Pascal Brullemans / Vipérine : Épopée rock
Scène

Pascal Brullemans / Vipérine : Épopée rock

À peine plus d’un an après la présentation de Beauté, chaleur et mort au Théâtre français du Centre national des Arts, Pascal Brullemans et Nini Bélanger surgissent avec une Vipérine destinée à un jeune public.

Beauté, chaleur et mort est de ces événements qui marquent. Dans un Studio du CNA baignant dans un silence étrangement aussi insupportable que rassurant, Pascal Brullemans et Nini Bélanger ont exposé, en décembre 2011, les détails du décès de leur première enfant. L’auteur de ces lignes se souvient d’être resté bouche bée devant pareil assaut émotif, abasourdi par le refus des créateurs de tremper leur appareil théâtral dans un grossier sentimentalisme. Vipérine, qui sera à l’affiche du 30 janvier au 3 février dans la même salle, revisite cette expérience dans une proposition formelle radicalement différente.
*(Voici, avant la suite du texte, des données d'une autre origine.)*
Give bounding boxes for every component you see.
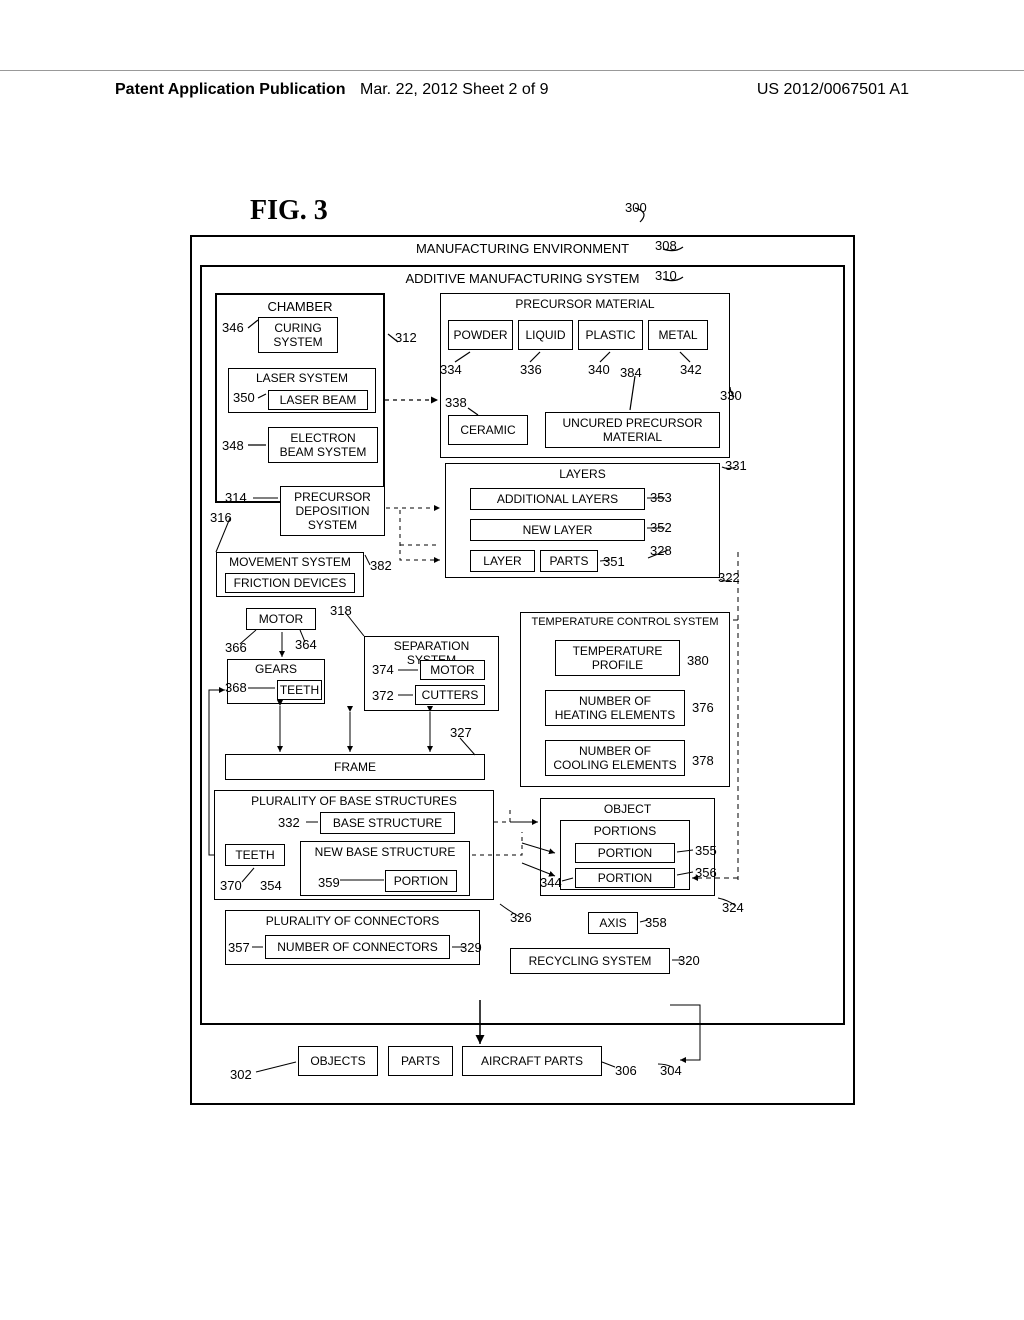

Brullemans, qui a créé le texte que Bélanger met en scène, se penche sur sa «pièce à conviction».

Voir: À quel moment, dans le processus de création de Beauté, chaleur et mort, Vipérine est-elle apparue?

Pascal Brullemans: «Avant et après! Nini a reçu une carte blanche du Théâtre La Chapelle, à Montréal, qui concordait avec le dixième anniversaire de la mort de Fée, notre première enfant. Elle a alors réfléchi à ce qui allait devenir Beauté, chaleur et mort. Quand elle s’est sentie prête à partager son idée avec moi, j’ai immédiatement refusé. Il était hors de question que je plonge dans cette matière ou que je l’interprète sur scène. Puis, je suis parti en France pour une résidence. J’avais un projet complètement différent en tête, mais c’est le texte de Vipérine que j’ai pondu. De retour au Québec, j’ai informé Nini de mon idée et j’ai accepté de concrétiser la sienne. Ceux qui ont vu Beauté, chaleur et mort reconnaîtront des concordances entre les deux objets scéniques, mais Vipérine se distingue par son ton humoristique et son univers fantastique.»

Le personnage de Vipérine, âgé de dix ans lors des événements qui composent la pièce, part à la recherche de sa sœur aînée, décédée à l’âge de neuf ans. Alors qu’elle amorce son périple, lequel la mènera dans un sombre royaume, elle lance: «C’est pas une idée, c’est une mission!» Votre théâtre, qui affronte d’intimidants tabous, est-il le fruit d’une idée ou d’une mission?

«Puisque Vipérine vise un public âgé de plus de huit ans, je constate l’impératif d’intégrer des éléments qui fassent en sorte que les enfants passent un bon moment. L’esthétique décalée à la Tim Burton de Vipérine répond à ce besoin. Cependant, peu importe le public auquel je m’adresse, je désire que les pièces que Nini et moi créons posent des questions. Vipérine transporte des questions sociales: dans un contexte où les rituels religieux s’effacent, comment dois-je expliquer la mort ou une mort à mes enfants? Qu’est-ce qu’on fait de la métaphysique? Comment guérit-on?»

Sentez-vous que Bélanger et vous portez sur vos épaules une responsabilité?

«Ce dont je suis certain, c’est que je ne veux pas donner de leçons. Le cinéma, à travers le montage et les plans, contrôle le spectateur, se faisant souvent manichéen. Au théâtre, on ne peut pas imposer la vérité. On ne peut qu’offrir un plateau duquel il est possible de sélectionner. Notre responsabilité, il me semble, consiste à énoncer des interrogations.»

Quelles réactions avez-vous observées lors des premières représentations?

«Il se passe quelque chose de très troublant. Les adultes ont tendance à s’accrocher au personnage du père de Vipérine et à ressentir ses angoisses. Les enfants, eux, suivent Vipérine et vivent son périple comme un show rock! Les enfants prennent plaisir à avoir peur dans le contexte où on les transporte.»